Но перерождение наступило слишком поздно... По высокой каменной лестнице спускаются две согбенные фигуры — это посланцы Болингброка. Их голоса звучат вкрадчиво и ласково, но глаза потуплены... Ричард, перепугавшись вначале, затем успокаивается; но только на миг, чтобы тут же снова заметаться. Кто эти люди — его друзья, как они говорят, или подосланные убийцы? Став человеком, он и в других хочет видеть людей... До последней минуты Ричард не хочет верить, что эти двое пришли его убить, и не столько из страха смерти, сколько протестуя против зла как такового.
Заключительная сцена была сыграна со все нарастающим напряжением, неумолимо двигаясь к своему потрясающему финалу...
Схватив двумя руками свою цепь, Ричард отбивался от убийц, а убийцы, рванув цепь, сбили короля с ног и, мотая по железному полу из стороны в сторону, прикончили его: не знаю, то ли цепью, то ли ножом. Среди грохота, брани и гневных проклятий за всем не уследишь.. .•
Известно, что Шекспир в первый период своего творчества, с 1590 по 1600 год, наряду с хрониками написал большинство своих комедий. Если взор поэта, обращенный в прошлое, видел только мрачные картины междоусобных войн, кровавых злодеяний и коварных интриг, то, глядя в свое время, драматург поначалу рисовал жизнь в светлых и радостных тонах.
Среди комедий Шекспира видное место занимает «Укрощение строптивой».
Правда, гуманистический смысл ранней комедии Шекспира был заключен в озорную фарсовую игру и отгадать его через целую серию комических розыгрышей было не так-то легко. Ведь многие поколения режиссеров видели в «Укрощении строптивой» или грубоватый фарс с дедовской моралью, или прихотливое театральное представление, далекое от всякой морали. Среди последних был и такой тонкий, проницательный художник, как Макс Рейнгардт.

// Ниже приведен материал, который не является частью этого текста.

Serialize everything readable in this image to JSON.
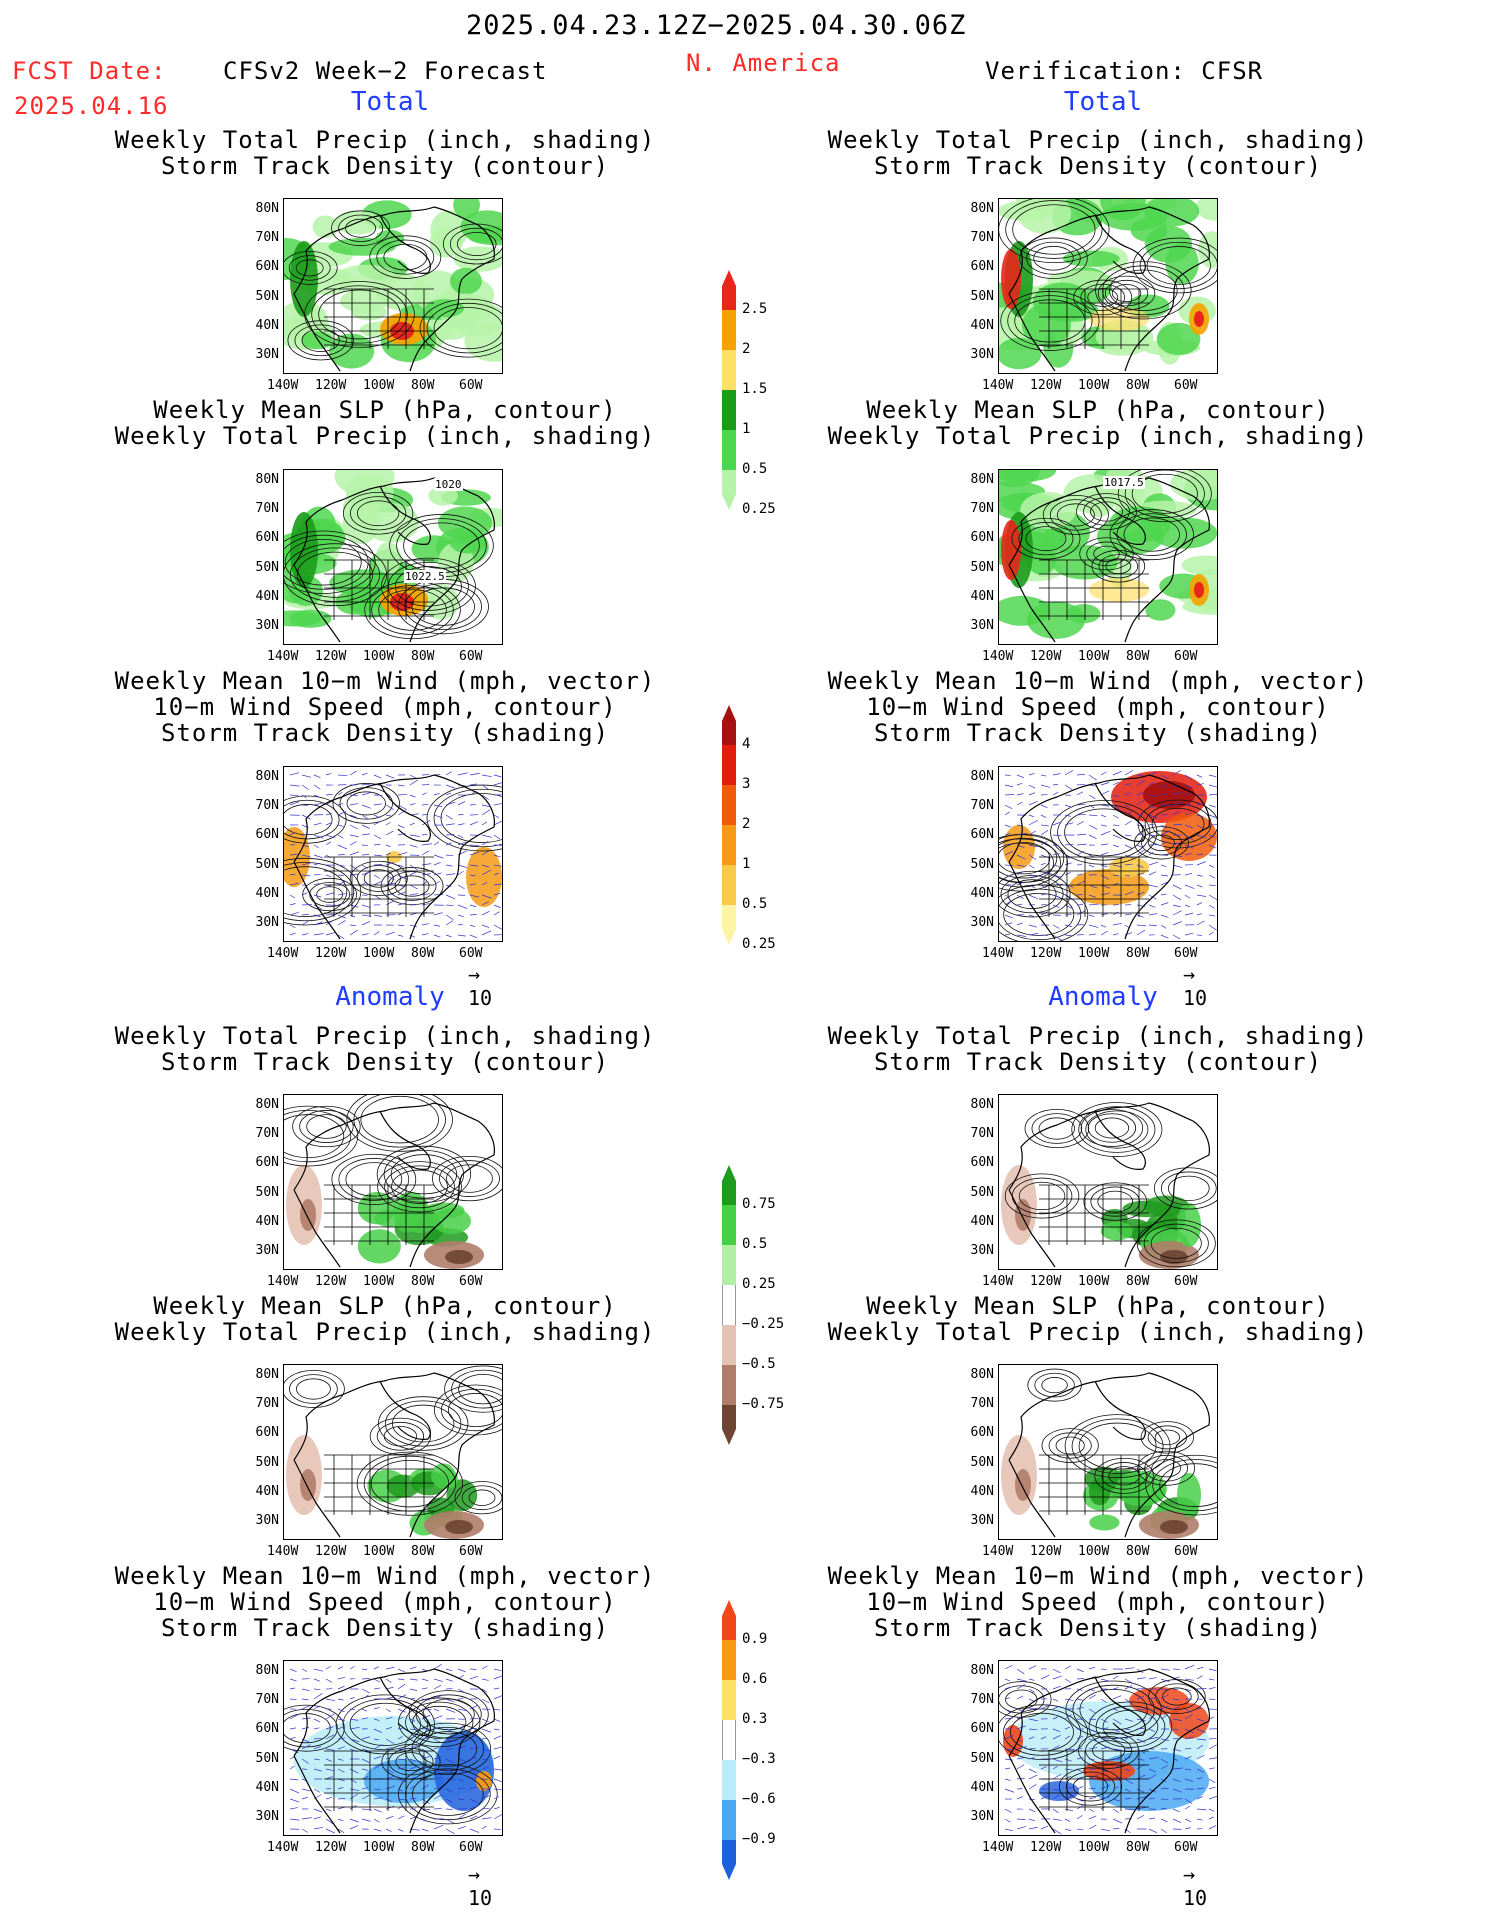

Но вот «Укрощение строптивой» поставил режиссер Алексей Дмитриевич Попов на сцене Центрального театра Советской Армии, и с этой поры комедия начала свою новую историю, обрела истинно шекспировскую мудрость и поэтическую силу.
89
ВЕЧЕР ВОСЬМОЙ
ВИЛЬЯМ ШЕКСПИР «УКРОЩЕНИЕ СТРОПТИВОЙ» — 1593
СВЕЖИЙ ВЕТЕР В ПАРУСА ШЕКСПИРА
ЦЕНТРАЛЬНЫЙ ТЕАТР СОВЕТСКОЙ
АРМИИ
МОСКВА—1938
Но пока занавес не поднялся, предупредим читателя, что А. Д. Попов исключил из пьесы Шекспира ее пролог. И вот по какой причине. В прологе, позаимствованном драматургом из старинного фарса об укрощении строптивой жены, присутствовал пьянчужка Сляй, которого в подвыпитьи переносили в замок к герцогу; а после пробуждения показывали перед ним комедию об укрощении строптивицы.